The firm currently has an "overweight" rating and a $32 price target on the stock.
"Our checks have consistently noted KATE as the least promotional and best merchandised handbag brand compared to peers," analysts stated.
Other positives include margin expansion and earnings power, the firm added.
Based in New York, Kate Spade designs and markets apparel and accessories.
Recently, TheStreet Ratings objectively rated this stock according to its "risk-adjusted" total return prospect over a 12-month investment horizon. Not based on the news in any given day, the rating may differ from Jim Cramer's view or that of this articles's author. TheStreet Ratings has this to say about the recommendation:
We rate KATE SPADE & CO as a Hold with a ratings score of C. The primary factors that have impacted our rating are mixed - some indicating strength, some showing weaknesses, with little evidence to justify the expectation of either a positive or negative performance for this stock relative to most other stocks. The company's strengths can be seen in multiple areas, such as its increase in net income, revenue growth and notable return on equity. However, as a counter to these strengths, we also find weaknesses including generally higher debt management risk and a generally disappointing performance in the stock itself.
Highlights from the analysis by TheStreet Ratings Team goes as follows:
- The net income growth from the same quarter one year ago has significantly exceeded that of the S&P 500 and the Textiles, Apparel & Luxury Goods industry. The net income increased by 125.2% when compared to the same quarter one year prior, rising from -$9.13 million to $2.30 million.
- Despite its growing revenue, the company underperformed as compared with the industry average of 12.4%. Since the same quarter one year prior, revenues rose by 10.7%. This growth in revenue appears to have trickled down to the company's bottom line, improving the earnings per share.
- The gross profit margin for KATE SPADE & CO is rather high; currently it is at 61.23%. Regardless of KATE's high profit margin, it has managed to decrease from the same period last year. Despite the mixed results of the gross profit margin, the net profit margin of 0.83% trails the industry average.

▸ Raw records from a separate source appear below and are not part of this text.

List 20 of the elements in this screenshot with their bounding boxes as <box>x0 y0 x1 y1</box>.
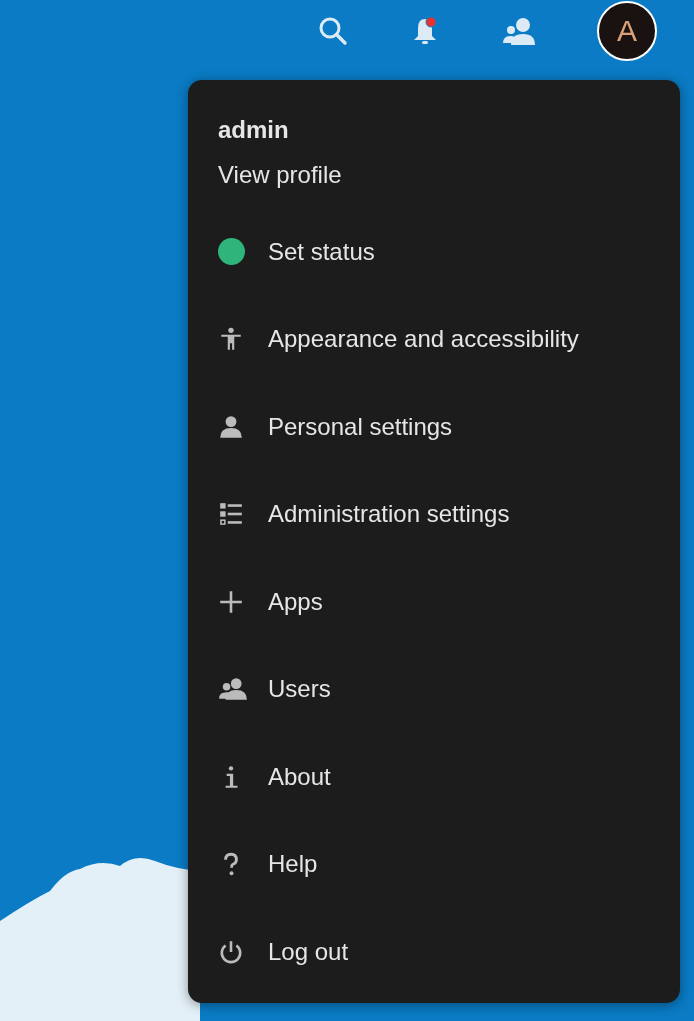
search-icon[interactable] <box>317 15 349 47</box>
list-icon <box>218 501 244 528</box>
plus-icon <box>218 588 244 615</box>
menu-item[interactable]: Help <box>218 820 318 908</box>
menu-item[interactable]: Administration settings <box>218 470 510 558</box>
menu-item[interactable]: About <box>218 733 331 821</box>
person-icon <box>218 413 244 440</box>
menu-item[interactable]: Appearance and accessibility <box>218 295 579 383</box>
avatar[interactable]: A <box>597 1 657 61</box>
power-icon <box>218 938 244 965</box>
menu-item[interactable]: Personal settings <box>218 383 453 471</box>
accessibility-icon <box>218 326 244 353</box>
menu-item[interactable]: Users <box>218 645 331 733</box>
user-name: admin <box>218 115 289 145</box>
menu-item[interactable]: Apps <box>218 558 323 646</box>
contacts-icon[interactable] <box>501 15 537 47</box>
menu-item[interactable]: Set status <box>218 208 375 296</box>
users-icon <box>218 676 248 703</box>
view-profile-link[interactable]: View profile <box>218 152 342 198</box>
menu-item[interactable]: Log out <box>218 908 349 996</box>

- KATE's stock share price has done very poorly compared to where it was a year ago: Despite any rallies, the net result is that it is down by 39.85%, which is also worse that the performance of the S&P 500 Index. Investors have so far failed to pay much attention to the earnings improvements the company has managed to achieve over the last quarter. Naturally, the overall market trend is bound to be a significant factor. However, in one sense, the stock's sharp decline last year is a positive for future investors, making it cheaper (in proportion to its earnings over the past year) than most other stocks in its industry. But due to other concerns, we feel the stock is still not a good buy right now.
- The debt-to-equity ratio is very high at 2.32 and currently higher than the industry average, implying increased risk associated with the management of debt levels within the company. Along with the unfavorable debt-to-equity ratio, KATE maintains a poor quick ratio of 0.98, which illustrates the inability to avoid short-term cash problems.